Trump administration expected to focus on voluntary participation and fewer regulations on bundled payments

Seema Verma, administrator of the Centers for Medicare and Medicaid Services, has said the agency anticipates announcing new voluntary payment bundles. (Photo by Alex Wong/Getty Images)

Though the Trump administration last week rolled back several Obama-era projects designed to shift the U.S. health care system away from fee-for-service care to models that pay doctors and hospitals based on the quality of care, industry groups believe the government is likely to continue with the push toward value-based care.

The Centers for Medicare and Medicaid Services on Thursday officially scrapped mandatory hip fracture and cardiac bundled payment programs and scaled back the mandatory Comprehensive Care for Joint Replacement Model. But in a statement the same day, CMS Administrator Seema Verma said the agency anticipates “announcing new voluntary payment bundles soon.”

Hospital and doctor trade groups have taken the recent actions as a sign the Trump administration intends to end the mandatory bundled payment initiatives that were pushed by the previous administration — but is not abandoning the overall shift to value-based care. Instead, providers expect the Trump administration to take a more conservative approach to bundled payments, with a focus on voluntary participation and fewer regulations.

The new approach is favored by the provider industry: Many hospitals and physicians have balked at mandatory bundling and complained that the Obama-era rules are too burdensome.

A key test to the administration’s commitment to value-based care will likely come soon, with CMS expected to release a new voluntary bundled payment program by the end of the year, according to experts on alternative payment models.

The new project will succeed the voluntary Bundled Payments for Care Improvement initiative, which links payments for multiple health care services to 48 clinical episodes, such as strokes or diabetes.

Proponents of bundled payments are hopeful the latest iteration of the program, called BPCI Advanced, will be in demand among physicians because they could earn financial rewards under the Medicare Access and CHIP Reauthorization Act of 2015.
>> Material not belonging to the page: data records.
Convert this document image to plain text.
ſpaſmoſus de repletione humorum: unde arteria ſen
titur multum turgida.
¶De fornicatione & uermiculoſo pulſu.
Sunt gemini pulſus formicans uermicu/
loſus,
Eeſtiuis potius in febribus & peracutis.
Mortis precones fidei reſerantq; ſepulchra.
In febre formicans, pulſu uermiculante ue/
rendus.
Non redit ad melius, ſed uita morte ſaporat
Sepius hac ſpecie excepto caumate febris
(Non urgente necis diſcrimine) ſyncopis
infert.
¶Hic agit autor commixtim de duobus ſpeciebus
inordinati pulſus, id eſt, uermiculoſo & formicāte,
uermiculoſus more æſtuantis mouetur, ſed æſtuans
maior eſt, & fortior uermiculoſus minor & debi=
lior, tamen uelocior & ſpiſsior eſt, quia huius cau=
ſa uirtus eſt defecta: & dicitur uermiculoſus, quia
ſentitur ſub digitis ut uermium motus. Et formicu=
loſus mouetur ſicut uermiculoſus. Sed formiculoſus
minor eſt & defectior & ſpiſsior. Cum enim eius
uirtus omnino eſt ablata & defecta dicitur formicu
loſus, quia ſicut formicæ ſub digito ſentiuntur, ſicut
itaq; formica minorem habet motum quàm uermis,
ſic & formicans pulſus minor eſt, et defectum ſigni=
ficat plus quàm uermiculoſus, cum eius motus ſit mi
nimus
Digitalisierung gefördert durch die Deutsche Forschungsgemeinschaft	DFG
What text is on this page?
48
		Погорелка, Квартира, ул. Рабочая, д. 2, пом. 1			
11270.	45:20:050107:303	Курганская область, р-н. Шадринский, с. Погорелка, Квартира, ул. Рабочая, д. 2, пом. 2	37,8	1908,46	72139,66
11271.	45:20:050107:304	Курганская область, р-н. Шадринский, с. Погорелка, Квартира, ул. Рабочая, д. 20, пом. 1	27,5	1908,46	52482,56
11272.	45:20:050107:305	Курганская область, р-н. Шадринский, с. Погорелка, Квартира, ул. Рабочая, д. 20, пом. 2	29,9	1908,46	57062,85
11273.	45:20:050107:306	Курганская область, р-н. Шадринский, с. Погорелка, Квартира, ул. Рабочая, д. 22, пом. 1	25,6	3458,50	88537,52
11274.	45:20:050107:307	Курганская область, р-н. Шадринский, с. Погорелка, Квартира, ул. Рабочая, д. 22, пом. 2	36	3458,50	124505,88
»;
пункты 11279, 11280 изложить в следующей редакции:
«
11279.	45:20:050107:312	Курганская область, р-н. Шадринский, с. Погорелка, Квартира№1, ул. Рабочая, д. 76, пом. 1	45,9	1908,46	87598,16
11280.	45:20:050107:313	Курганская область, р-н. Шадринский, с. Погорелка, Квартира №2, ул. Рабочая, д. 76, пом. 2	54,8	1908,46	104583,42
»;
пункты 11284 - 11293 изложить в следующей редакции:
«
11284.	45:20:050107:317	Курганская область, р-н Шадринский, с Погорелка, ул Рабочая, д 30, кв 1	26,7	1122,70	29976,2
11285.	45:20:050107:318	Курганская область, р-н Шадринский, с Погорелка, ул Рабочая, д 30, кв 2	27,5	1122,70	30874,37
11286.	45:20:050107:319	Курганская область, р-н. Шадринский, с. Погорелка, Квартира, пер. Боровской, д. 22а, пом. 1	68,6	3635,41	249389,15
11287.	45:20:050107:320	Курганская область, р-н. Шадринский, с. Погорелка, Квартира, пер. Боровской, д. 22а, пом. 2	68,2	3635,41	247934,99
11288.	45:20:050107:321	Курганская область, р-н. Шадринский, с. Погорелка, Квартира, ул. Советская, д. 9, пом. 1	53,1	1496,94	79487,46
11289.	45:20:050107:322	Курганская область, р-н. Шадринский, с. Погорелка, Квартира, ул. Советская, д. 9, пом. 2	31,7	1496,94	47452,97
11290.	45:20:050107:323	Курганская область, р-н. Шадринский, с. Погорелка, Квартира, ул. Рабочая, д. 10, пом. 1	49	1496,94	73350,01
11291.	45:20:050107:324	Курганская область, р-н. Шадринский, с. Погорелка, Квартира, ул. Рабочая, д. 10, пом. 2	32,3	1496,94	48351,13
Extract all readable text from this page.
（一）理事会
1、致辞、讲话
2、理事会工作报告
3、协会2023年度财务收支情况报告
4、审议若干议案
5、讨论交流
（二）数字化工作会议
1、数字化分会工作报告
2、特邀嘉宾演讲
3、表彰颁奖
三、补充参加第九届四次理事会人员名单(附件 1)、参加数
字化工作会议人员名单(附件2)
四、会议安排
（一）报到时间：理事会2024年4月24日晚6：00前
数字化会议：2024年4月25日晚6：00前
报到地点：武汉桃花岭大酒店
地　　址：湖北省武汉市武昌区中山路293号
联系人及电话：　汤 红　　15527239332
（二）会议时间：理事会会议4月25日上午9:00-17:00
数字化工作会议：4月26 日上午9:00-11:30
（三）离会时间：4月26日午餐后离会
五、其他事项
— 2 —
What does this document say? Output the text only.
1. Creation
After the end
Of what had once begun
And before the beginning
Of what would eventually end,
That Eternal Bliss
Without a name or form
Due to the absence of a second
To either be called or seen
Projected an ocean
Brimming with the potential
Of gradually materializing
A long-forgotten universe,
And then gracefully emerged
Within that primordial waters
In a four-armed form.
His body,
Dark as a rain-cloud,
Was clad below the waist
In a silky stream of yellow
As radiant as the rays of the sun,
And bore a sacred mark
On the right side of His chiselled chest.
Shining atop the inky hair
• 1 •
Christopher Garcia, chief executive officer of Remedy Partners, a company that helps providers with bundled payments, predicted in a phone interview Tuesday that the next program will see an “enormous amount of sign-ups” because it will be one of the few ways to participate in a value-based program with the government.

CMS responded to a request for comment by referring to Verma’s Thursday statement.

Seema Verma discusses her plans for CMS at the 2017 Forbes Healthcare Summit

Doctor groups, such as the American Medical Association, have argued that the Comprehensive Care for Joint Replacement model gave hospitals too much control over patients instead of physicians.

CMS “wanted to clear the way for them to test more voluntary initiatives and that allowed them to have more flexibility in testing new innovations,” said Keely Macmillan, general manager of BCPI at Archway Health, which works with providers who participate in bundled payment models, in a phone interview Monday. “By pulling back those hospital mandatory programs, they can launch other physician-driven alternative payment models that are voluntary and more inclusive of a broader provider audience.”

The American Hospital Association also expressed support for the Trump administration’s approach to value-based care.

“While we generally support the final rule from CMS, we are pleased that the agency has signaled that it will soon announce new voluntary payment bundles that will qualify as advanced alternative payment models,” Joanna Hiatt Kim, AHA’s vice president of payment policy, said in an emailed statement Tuesday. “Doing so will allow hospitals to not only capitalize on the work many of them already have done to prepare for such models, but to also partner with clinicians to provide better, more efficient care.”

But moving away from mandatory models to voluntary could make it harder to test the effectiveness of bundled payments because participants won’t be from a random sample.

“One of the advantages of the mandatory models is that when you want to evaluate the effectiveness of the program, you have random identification of regions involved, and that makes the analysis against those that were not involved easier to do,” Paul Casale, a member of the American College of Cardiology’s board of trustees, said Tuesday in a phone interview.